If Louisiana Sen. Mary Landrieu loses her Dec. 6 runoff, the oil and gas industry loses one of its biggest Democratic champions in the Senate. And while a Republican Congress in 2015 is arguably good news to most in the oil and gas industry, it also means the White House loses most everyone in their party with good relationships to the industry as they implement carbon emissions rules.

With or without Landrieu, next year’s Senate will have far fewer oil-friendly Democrats due to a slew of election losses or retirements.  That list includes Sens. Mark Begich (Alaska) Tim Johnson (S.D.), John Walsh (Mont.), and to a lesser degree Sen. Mark Pryor (Ark.).  Republicans took all of their seats. Landrieu’s December 6 runoff race against Rep. Bill Cassidy (R-La.) is an uphill battle for the 3-term senator.

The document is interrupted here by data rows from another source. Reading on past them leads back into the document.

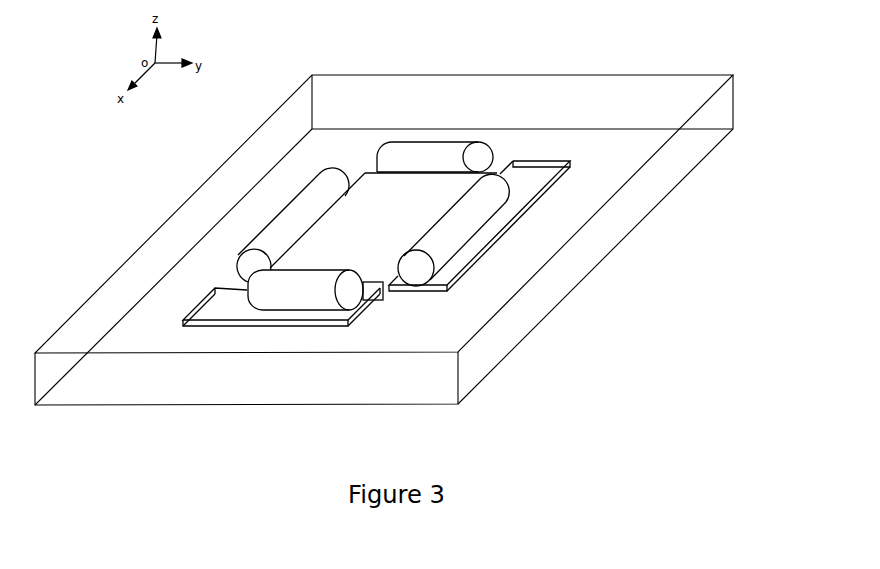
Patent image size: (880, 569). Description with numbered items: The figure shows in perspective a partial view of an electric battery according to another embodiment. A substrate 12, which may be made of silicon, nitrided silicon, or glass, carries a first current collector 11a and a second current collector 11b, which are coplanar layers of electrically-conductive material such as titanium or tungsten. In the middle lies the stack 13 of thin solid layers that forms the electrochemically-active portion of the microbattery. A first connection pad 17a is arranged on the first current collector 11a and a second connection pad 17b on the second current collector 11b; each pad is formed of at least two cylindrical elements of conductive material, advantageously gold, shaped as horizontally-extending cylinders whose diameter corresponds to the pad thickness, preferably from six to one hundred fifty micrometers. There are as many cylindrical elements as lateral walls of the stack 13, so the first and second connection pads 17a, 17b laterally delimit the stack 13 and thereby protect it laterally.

The substrate 12 is at (692, 143).
The stack 13 is at (370, 258).
The first current collector 11a is at (233, 290).
The second current collector 11b is at (507, 160).
The first connection pad 17a is at (308, 203).
The second connection pad 17b is at (417, 152).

That means that in next year’s Democratic caucus in the Senate, it could be very hard to find any Landrieu-like policy makers who could be considered champions of the fossil fuel industry and can help make Republican energy policies a little friendlier to the White House.

“There were a few more before [the election],” said Eric Washburn, a former aide to Sen. Tom Daschle (D-S.D.), now at law firm Bracewell & Giuliani.  “Now it’s just down to a small handful, and if Landrieu loses it’s going to be Heitkamp and Manchin, and that may be about it.”

Sens. Heidi Heitkamp (D–N.D.) and Joe Manchin (D–W.V.) also benefit from oil and gas money, but their 2009-2014 receipts pale in comparison to the nearly $800,000 that Landrieu got, according to the Center for Responsive Politics.  And neither are on the Senate Energy committee, which has jurisdiction over the legislation oil and gas companies care about most.

Washington Democrat Maria Cantwell is likely to succeed Landrieu as ranking member on the Senate Energy committee.  She is comfortably to the left of Landrieu on energy policy, often taking positions that oil and gas companies loathe.

The wipeout of Democrats supporting the oil and gas industry is similar to what happened when Republicans took the House in 1994, Washburn said. Before that election, Washburn said Congress had not been very receptive to the oil and gas legislative agenda.

In 1994, oil and gas interest groups spent about twice as much on Republicans as they did on Democrats.  In 1996, that margin doubled.  And over the past two election cycles, Republicans received between six to eight times more money from oil and gas companies than Democrats did, according to figures from the Center for Responsive Politics.

Of course, not all hope is lost for bipartisan energy policy in the 114th Congress.

On Keystone, for example, more than a dozen Senate Democrats have joined Republicans in saying they’ll vote yes to approve the pipeline.  Lifting export restrictions on natural gas – a priority for Alaska Republican Sen. Lisa Murkowski, the likely chair of the Senate energy committee – could potentially have a veto-proof majority.  And a deal on crude oil exports is also in sight. Tax breaks for wind energy, which are supported by most Democrats, are also backed by some Republicans like Sen. Orrin Hatch of Utah and Sen.-elect Joni Ernst of Iowa.

But the lack of Democrats with ties to the industry could make the divide between the White House and industry even starker, potentially leading to greater gridlock and less legislation coming from a Republican Congress that could get the president’s signature.